Rant
3.20.2015 | Issue #13
The ghost of William Scott, author of 1916’s The Itching Palm: A Study of The Habit of Tipping in America, is probably having a hell of a time in the wispy literary salons of the underworld.
If he seems a little braggy to all the other dead luminaries, it’s because his book has suddenly become a favorite—nigh a century after publication—for those of us trying to tease out exactly what is wrong with the busted pay scale in this industry. We still haven’t figured out how we feel about this damn thing, but Scott has always known: tipping is un-American, the foe of democracy, and something which logically must be uprooted like the ill-advised trend of “African slavery.”
Opinions aside, this foreword is everything:
THE AUTHOR WILL BE PLEASED TO CORRESPOND WITH ANY READER WHO APPROVES OF, OR HAS COMMENTS TO MAKE UPON, THE ATTITUDE TAKEN IN THIS BOOK TOWARD THE TIPPING CUSTOM.
Pleased to correspond! In other words, COME AT ME, BRO.
The tipping debate of today’s industry has less to do with the democratic liberties of a man’s soul as Scott fervently believes, and more to do with the value of an hour’s work, specifically within a restaurant. The whole notion, as nearly everyone likes to point out, is something we swore up and down we’d never do. Tipping was a form of aristocratic condescension, and until the government took our booze away, we simply weren’t having it.
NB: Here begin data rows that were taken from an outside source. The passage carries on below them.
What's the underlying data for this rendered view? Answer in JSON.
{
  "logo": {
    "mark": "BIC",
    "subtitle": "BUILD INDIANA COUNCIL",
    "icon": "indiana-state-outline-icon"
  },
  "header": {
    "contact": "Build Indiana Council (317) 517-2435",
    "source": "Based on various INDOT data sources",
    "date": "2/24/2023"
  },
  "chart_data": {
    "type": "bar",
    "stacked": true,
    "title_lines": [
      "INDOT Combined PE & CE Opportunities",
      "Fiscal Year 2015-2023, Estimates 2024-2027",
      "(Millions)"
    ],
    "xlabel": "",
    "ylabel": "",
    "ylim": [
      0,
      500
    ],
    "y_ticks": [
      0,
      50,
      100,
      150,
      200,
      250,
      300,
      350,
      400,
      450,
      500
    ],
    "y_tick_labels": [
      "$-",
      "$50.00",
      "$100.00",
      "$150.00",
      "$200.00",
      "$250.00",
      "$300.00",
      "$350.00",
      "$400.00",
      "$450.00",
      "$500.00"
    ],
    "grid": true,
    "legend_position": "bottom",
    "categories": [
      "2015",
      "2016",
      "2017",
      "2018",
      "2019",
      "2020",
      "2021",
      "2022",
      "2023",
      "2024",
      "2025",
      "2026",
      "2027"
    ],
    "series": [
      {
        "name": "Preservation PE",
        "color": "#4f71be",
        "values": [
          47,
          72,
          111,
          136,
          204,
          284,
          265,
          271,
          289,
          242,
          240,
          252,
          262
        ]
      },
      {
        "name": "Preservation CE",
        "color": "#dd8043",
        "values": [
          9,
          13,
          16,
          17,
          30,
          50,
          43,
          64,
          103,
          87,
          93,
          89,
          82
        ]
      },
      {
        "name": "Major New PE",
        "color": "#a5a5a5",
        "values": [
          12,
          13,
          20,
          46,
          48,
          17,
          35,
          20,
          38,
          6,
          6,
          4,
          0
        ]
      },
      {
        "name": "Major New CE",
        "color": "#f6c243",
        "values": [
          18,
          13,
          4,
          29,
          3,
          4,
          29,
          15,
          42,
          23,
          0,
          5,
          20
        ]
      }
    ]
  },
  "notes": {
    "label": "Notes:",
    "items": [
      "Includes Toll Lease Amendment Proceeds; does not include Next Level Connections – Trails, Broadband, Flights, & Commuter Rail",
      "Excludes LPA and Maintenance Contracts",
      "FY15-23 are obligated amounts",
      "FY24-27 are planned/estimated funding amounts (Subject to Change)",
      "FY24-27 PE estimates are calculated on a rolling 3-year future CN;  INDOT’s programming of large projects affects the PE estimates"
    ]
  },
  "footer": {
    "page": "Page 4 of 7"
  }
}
Prohibition turned a snobby hand-out into an under-the-table way to help those backroom bartenders make ends meet, and it stuck. Paying the kitchen one wage, and the servers another—though lower on paper, but higher in, you know, the other paper—has always been pretty bullshit. Now that the paltry $2 an hour front of house wage is creeping up, with no change in the tip take-home structure, cooks are rightly calling foul.
“The wage for an average line cook in this city is between two to three times more than the hourly credited wage of a server, but about a third (total) of what a waiter can make in a shift,” Pok Pok chef Andy Ricker recently told Grub Street, after New York State raised the minimum wage from $5.00 an hour, to $7.50. “The cook works seven to nine hours, and the server works four to six hours. When you decide to become a cook, as I did 35 years ago, that is something that is understood — but it does not make it fair.”
He’s right, it isn’t. It creates an uncomfortable divide with unspoken rules; if you’re front of house, don’t talk about money around the kitchen. If you’re back of house, don’t even ask what they’re taking home—you don’t want to know.
In areas where the minimum wage has been raised to more respectable heights (by 2018, both Seattle and California will be paying its servers $15/hour before tips), service charges have become the de facto addition on guest checks in an effort to balance the scales. There are solid arguments on both ends of the service charge stick, but the main hang-up seems to be the onus it would place on the one person who has the power to enact it: the restaurateur. Human juggernaut and industry Dalai Lama Danny Meyer declined to comment for this piece, but said this in support of the charge at last year’s Food & Wine Classic in Aspen: “I’ve been studying this and advocating for it internally for at least 15 to 20 years...tipping almost never correlates to the actual experience. 20% tippers are 20% tippers, 17% tippers are 17% tippers. If I could wave a magic wand, it would be one price, and it would be the restaurateur’s responsibility to determine who deserves what in the restaurant.”
There are three main reasons he sees this being particularly hard to swallow: Americans love tipping (which I’m sure somebody's got an argument against), waiters like being tipped, and restaurateurs, without the crutch of the ways of the ol’ tipping system of yore, will be solely responsible for determining the worth of their employees. Yeesh. Unless the entire industry does it at once, which is unlikely, he adds, it will be harder to be a pioneer. By “[evening] out what hard work of any stripe earns in your restaurant,” how can you still expect to get the best talent to want to work for you?
The current state of things hinges on two different relationships. Primarily, the disparate one between back of house—without whom there would be no restaurant—and front of house, who create the atmosphere and connection between the kitchen and the dining room. The second is a little more depressing: the one between the service industry as a whole and everyone else, the tips of the latter making up the income of the former. It’s a new kind of condescension; rather than tipping to show someone their place, not tipping has evolved as a commentary on their status as a lesser citizen.
“The philosophy that those we see as beneath us (including service workers) deserve their misery — because if they didn't deserve it they wouldn't be suffering it — is exactly the reason tipping culture exists, and why so many people so ardently resist the idea of fair pay for fair work,” writes Kitchenette’s C.A. Pinkham. “Ultimately, tipping hasn't changed because people can't bring themselves to care about those they see as beneath them.”
Sends a shiver down your spine, don’t it?